As Orelhas
 
       
      Muito já se escreveu sobre orelhas, e até em orelha de livro. Bem que merecem, pois muitas palavras foram acolhidas por elas, antes que se percam ao vento, conforme a predição: “verba volant, scripta manent” (as palavras voam, as escritas permanecem). E, se as palavras não voam, é porque, antes de escritas, foram ouvidas.  O bom senso recomenda usar mais os ouvidos do que a boca: ouvir mais do que falar, sobretudo nas discussões. E lá vem o provérbio de Disraeli: “A natureza nos deu dois ouvidos, mas uma só boca”.  Ao contrário, também espalham um macaco tapando os ouvidos, simbolizando que quem escuta se compromete...  Há outras funções para as orelhas. As minhas, por exemplo, auxiliam permanentemente o nariz como apoio aos óculos. Mas, para outras pessoas vaidosas, servem permantemente de mostruários de joia ou para engancharem brincos e piercings.

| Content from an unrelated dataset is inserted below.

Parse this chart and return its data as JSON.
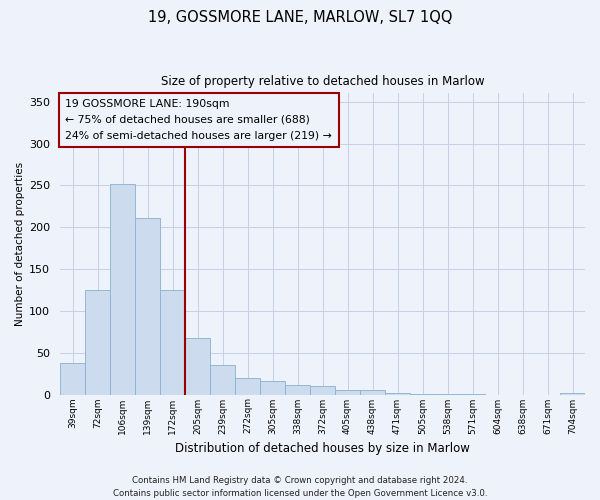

      Ninguém gosta de ser apelidado de “orelha de concha”, mesmo se as orelhas se definam como conchas auditivas. Lembro-me de Alberto, xingando a mãe de quem  o chamasse “orelha de abano” , e do intelectual Jeremias quando o apelidavam de “entre aspas”; em casa,  ele culpava injustamente a mãe pelos puxavantes de orelha...   A apelidação se dá, lembrando o formato ou o tamanho dessas conchas: pequenas, como as de Gaspar, não dispensando um soco a quem lhe gritasse “orelha de cobra”; ou grandes, tachadas de orelhões, tais quais as conchas dos telefones de rua. Enfim, denominar alguém de orelha ou “oreia” é hipertrofiar pedaços do corpo de modo descomunal e ofensivo.
      
      Como idealizar uma orelha esteticamente perfeita?  Os fonoaudiólogos tratam da audição, da fonação; os otorrinolaringolistas, das patologias.  Mas há quem se consagre à beleza das orelhas, reformando-as com o bisturi, a gosto do incomodado. Tenho consolado os calvos, esclarecendo-lhes que os cabelos protegiam os primitivos do frio nas cavernas; hoje, não são mais necessários, por isso sendo a queda de cabelo natural e própria da evolução do homem; os cabeludos debocham...  Mas, persisto, até recorro à orelha para argumentar que tudo é uma questão de compleição da maioria. Se a anatomia de todos fosse sem as conchas auditivas, com certeza, quem nascesse com orelhas não “ficaria de orelhas baixas”, logo as cortaria pela força do mimetismo coletivo.  Por enquanto, segundo Marcos, 4, 9 - 10, “quem tem ouvidos para ouvir ouça”, especialmente se eles são grandes como os do elefante ou aguçados como os do morcego.